What was it? Was it an unmanaged switch?

These look suspect:

But this is really a topic for a new thread. You may also need to use policy based routing.

With that in mind, create a new thread to deal with the remaining issue and, if this one is solved (which it seems to be)...

If your problem is solved, please consider marking this topic as [Solved]. See How to mark a topic as [Solved] for a short how-to.
Thanks!

It was an actual router with dhcp and all settings turned off so it could act as a dumb AP and switch.

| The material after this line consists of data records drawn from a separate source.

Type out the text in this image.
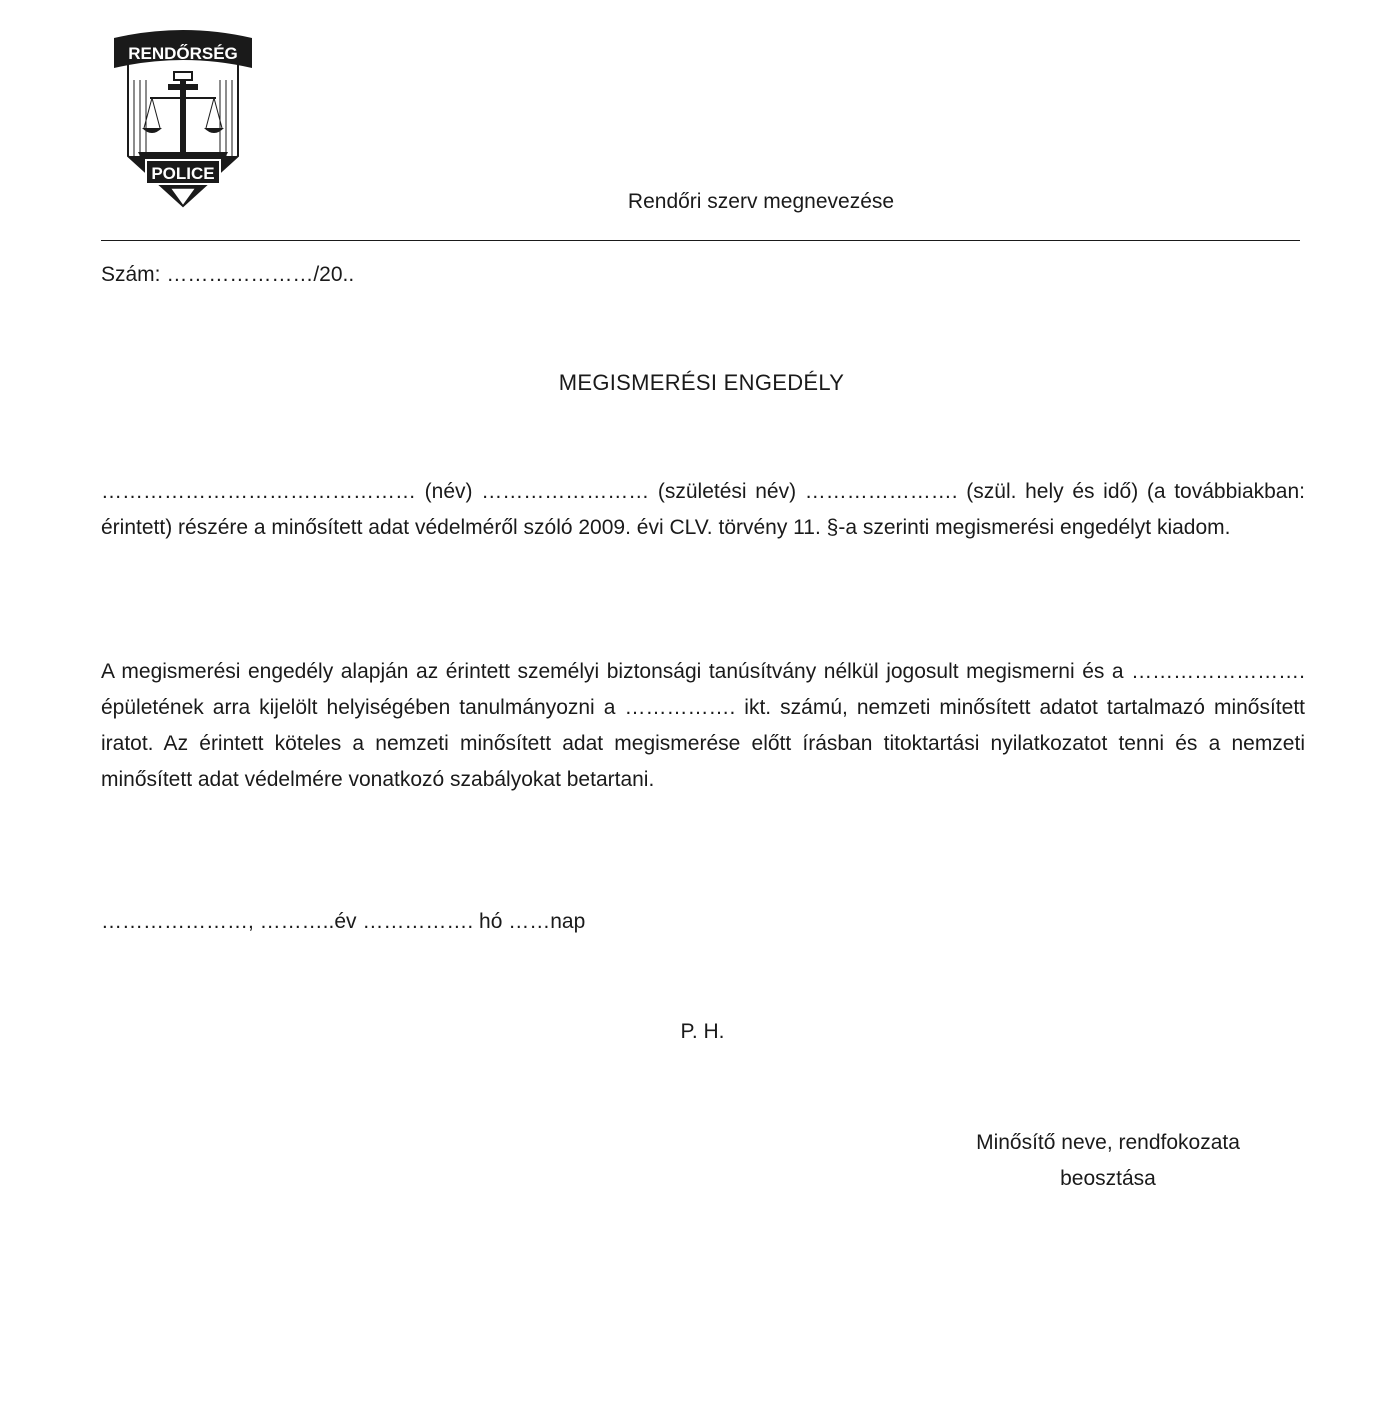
RENDŐRSÉG
POLICE
Rendőri szerv megnevezése
Szám: …………………/20..
MEGISMERÉSI ENGEDÉLY
……………………………………… (név) …………………… (születési név) …………………. (szül. hely és idő) (a továbbiakban: érintett) részére a minősített adat védelméről szóló 2009. évi CLV. törvény 11. §-a szerinti megismerési engedélyt kiadom.
A megismerési engedély alapján az érintett személyi biztonsági tanúsítvány nélkül jogosult megismerni és a ……………………. épületének arra kijelölt helyiségében tanulmányozni a ……………. ikt. számú, nemzeti minősített adatot tartalmazó minősített iratot. Az érintett köteles a nemzeti minősített adat megismerése előtt írásban titoktartási nyilatkozatot tenni és a nemzeti minősített adat védelmére vonatkozó szabályokat betartani.
…………………, ………..év ……………. hó ……nap
P. H.
Minősítő neve, rendfokozata
beosztása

Super noob mistake of mine not thinking of it! In my defense I initially did try to connect the whitebox directly to the raspberry pi but it wasn't working (cause it was misconfigured as you kindly pointed out in your first message)

Fair enough! You have already provided a lot of valuable info. Thank you once again! I'll mark your first message as the solution!